“I’m Shocked, Shocked to Find There’s Gambling Going On Here”

—From the movie Casablanca“

July 4, 2017—The Federal Reserve put out the word on June 26, claiming that all the major banks in the United States had passed their “stress tests,” and thus demonstrated that they could weather a severe financial crisis. Fed Chairman Janet Yellen added, in remarks in London, that she believes “we will not have another banking crisis in my lifetime.” In response, the Big Six financial behemoths in the United States—JPMorgan Chase, Wells Fargo, Citigroup, Goldman Sachs, Bank of America, and Morgan Stanley–are free to pour their profits into dividends, and pump up the financial bubble by buying back tens of billions of dollars’ worth of their own stock.

 

Look like the stock market board? That’s no coincidence. (wikipedia)
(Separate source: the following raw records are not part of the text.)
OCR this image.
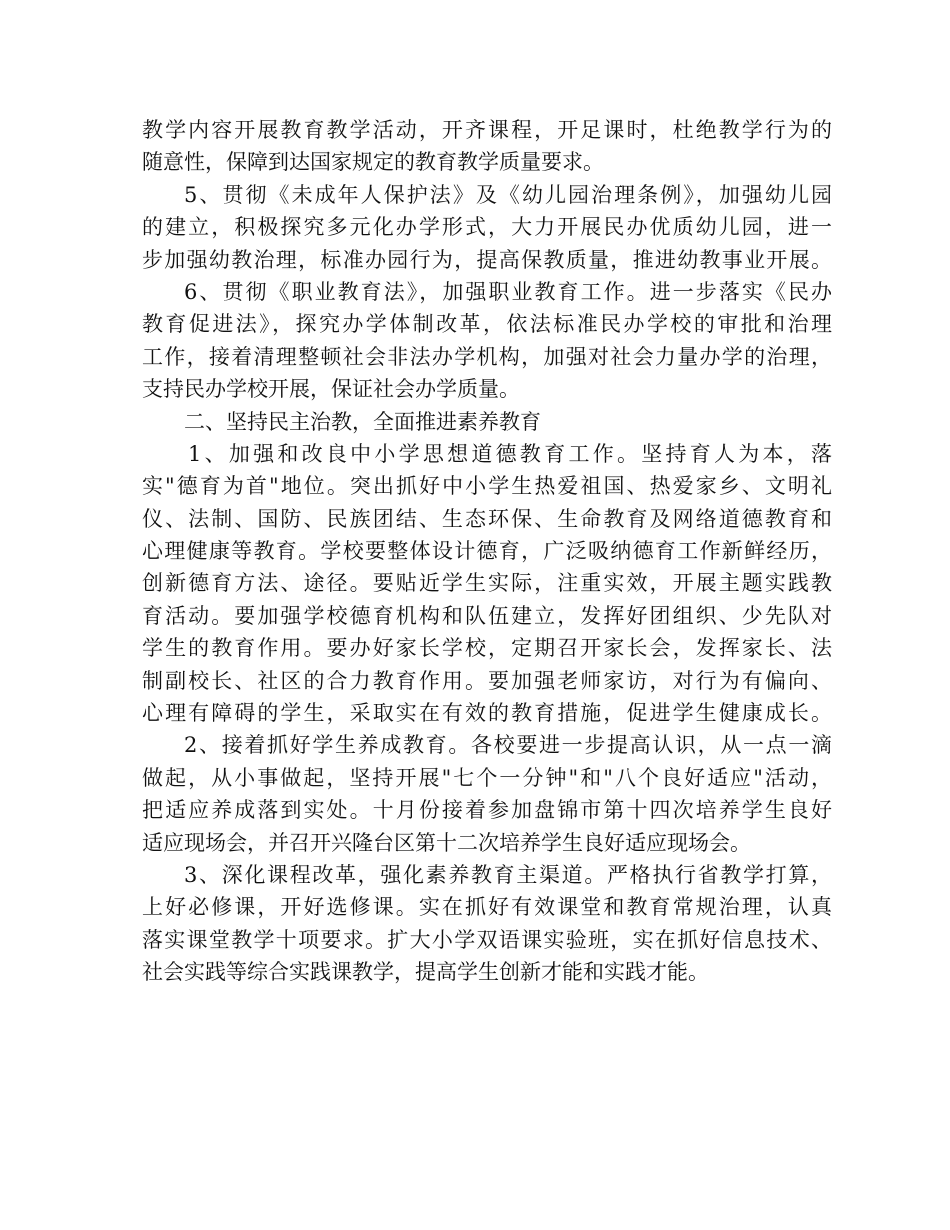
教学内容开展教育教学活动，开齐课程，开足课时，杜绝教学行为的
随意性，保障到达国家规定的教育教学质量要求。
5、贯彻《未成年人保护法》及《幼儿园治理条例》，加强幼儿园
的建立，积极探究多元化办学形式，大力开展民办优质幼儿园，进一
步加强幼教治理，标准办园行为，提高保教质量，推进幼教事业开展。
6、贯彻《职业教育法》，加强职业教育工作。进一步落实《民办
教育促进法》，探究办学体制改革，依法标准民办学校的审批和治理
工作，接着清理整顿社会非法办学机构，加强对社会力量办学的治理，
支持民办学校开展，保证社会办学质量。
二、坚持民主治教，全面推进素养教育
1、加强和改良中小学思想道德教育工作。坚持育人为本，落
实"德育为首"地位。突出抓好中小学生热爱祖国、热爱家乡、文明礼
仪、法制、国防、民族团结、生态环保、生命教育及网络道德教育和
心理健康等教育。学校要整体设计德育，广泛吸纳德育工作新鲜经历，
创新德育方法、途径。要贴近学生实际，注重实效，开展主题实践教
育活动。要加强学校德育机构和队伍建立，发挥好团组织、少先队对
学生的教育作用。要办好家长学校，定期召开家长会，发挥家长、法
制副校长、社区的合力教育作用。要加强老师家访，对行为有偏向、
心理有障碍的学生，采取实在有效的教育措施，促进学生健康成长。
2、接着抓好学生养成教育。各校要进一步提高认识，从一点一滴
做起，从小事做起，坚持开展"七个一分钟"和"八个良好适应"活动，
把适应养成落到实处。十月份接着参加盘锦市第十四次培养学生良好
适应现场会，并召开兴隆台区第十二次培养学生良好适应现场会。
3、深化课程改革，强化素养教育主渠道。严格执行省教学打算，
上好必修课，开好选修课。实在抓好有效课堂和教育常规治理，认真
落实课堂教学十项要求。扩大小学双语课实验班，实在抓好信息技术、
社会实践等综合实践课教学，提高学生创新才能和实践才能。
The banking pundits are ecstatic. “Who needs regulation? Who needs Glass-Steagall?,” they sneer. “We are financially healthy.”

Meanwhile, legislation mandating the return to Glass-Steagall banking separation, the first step in returning to an American System of Economics and creating a recovery, remains stalled in the House (H.R. 790, H.R. 2585) and Senate (S. 881).  (H.R. 790 has 53 sponsors, and the other legislation has nine.) This is despite the fact that Memorials demanding Glass-Steagall have been introduced into 17 state legislatures, and broad bipartisan support for its return clearly exists.

It doesn’t take an American System economist to expose the fact that this so-called “financial health” doesn’t translate into the health of the economy. While the banks may have auditable positive book balances, that money is not translating into improvements in living standards, infrastructure, or social health around the United States. These banks are not serving as “nurseries of national wealth,” as Alexander Hamilton prescribed, but as predators on a dying host.

But, in fact, the official results belie the fact that there is any financial health at all. Even the New York Times, in a major editorial July 3, points out that if international accounting standards were applied, as opposed to those used by the Fed, the 14% capital-to-assets ratio would become 6.3%. And this doesn’t even take into account the banks’ huge liabilities (counted as assets) known as derivatives, which have a notional value in the hundreds of trillions of dollars, and thus an equivalent amount of potential losses.

Just to give you an idea: According to the Fed Quarterly Report on Bank Trading and Derivatives Activity of December 2016, the commercial banks JPMorgan Chase, Citibank, and Bank of America alone hold $47.5 trillion, $43.9 trillion, and $21.1 trillion in notional derivatives (gambling bets on trades of various sorts) respectively. Should there be a failure anywhere along the line of the totally interlocking debt structure internationally, it could create an unstoppable panic. (For fuller coverage, see Pam and Russ Martens’ Wall Street on Parade )

Systemic Risk Among Deutsche Bank and Global Systemically Important Banks (Source: IMF — “The blue, purple and green nodes denote European, US and Asian banks, respectively. The thickness of the arrows capture total linkages (both inward and outward), and the arrow captures the direction of net spillover. The size of the nodes reflects asset size.”)

Note that at present, these banks are permitted to use depositors’ money to do their gambling, and are backed up by the Federal Reserve. The re-institution of Glass-Steagall would stop this gambling, and this threat to the system, in its tracks.  In other words, Glass-Steagall is an immediate necessity for dealing with a threatened explosion of the derivatives bubble, and other speculative bubbles now threatening to implode. Among them is the bubble in commercial debt, which has already seen a dangerous increase in failures over the last several months. (For fuller coverage, see Nomi Prins’ “My Political-Financial Road Map for 2017” )

Equally important, however, is the fact that Glass-Steagall’s re-imposition would open the door toward urgently required investment in the real economy. Gambling debts have to be taken off the books of the banks (and the Fed as well!), in order to make them viable conduits for new Federal credit to be poured into the economy. Massive investments in new generations of basic economic infrastructure—transportation, energy production, water management, and health care, to start—are desperately needed in order to boost the productive powers of labor in the U.S. economy. Without that boost in productivity, it will actually be impossible to simply “redistribute the wealth” in order to meet the needs of an increasing desperate and despairing U.S. population.

As the American System school of political economy stresses, an economy is not based on money, but on the constant increase in the productive powers of labor, translated into upgrades in technology and increased population potential. Banking institutions have been instituted to mediate the credit for accomplishing that societal objective—and it is the obligation of government to ensure they do. Alexander Hamilton, Henry Carey, and Lyndon LaRouche have all outlined the theoretical basis for this—and John Quincy Adams, Abraham Lincoln, and FDR have demonstrated brilliantly how it works. The lessons are there to be learned.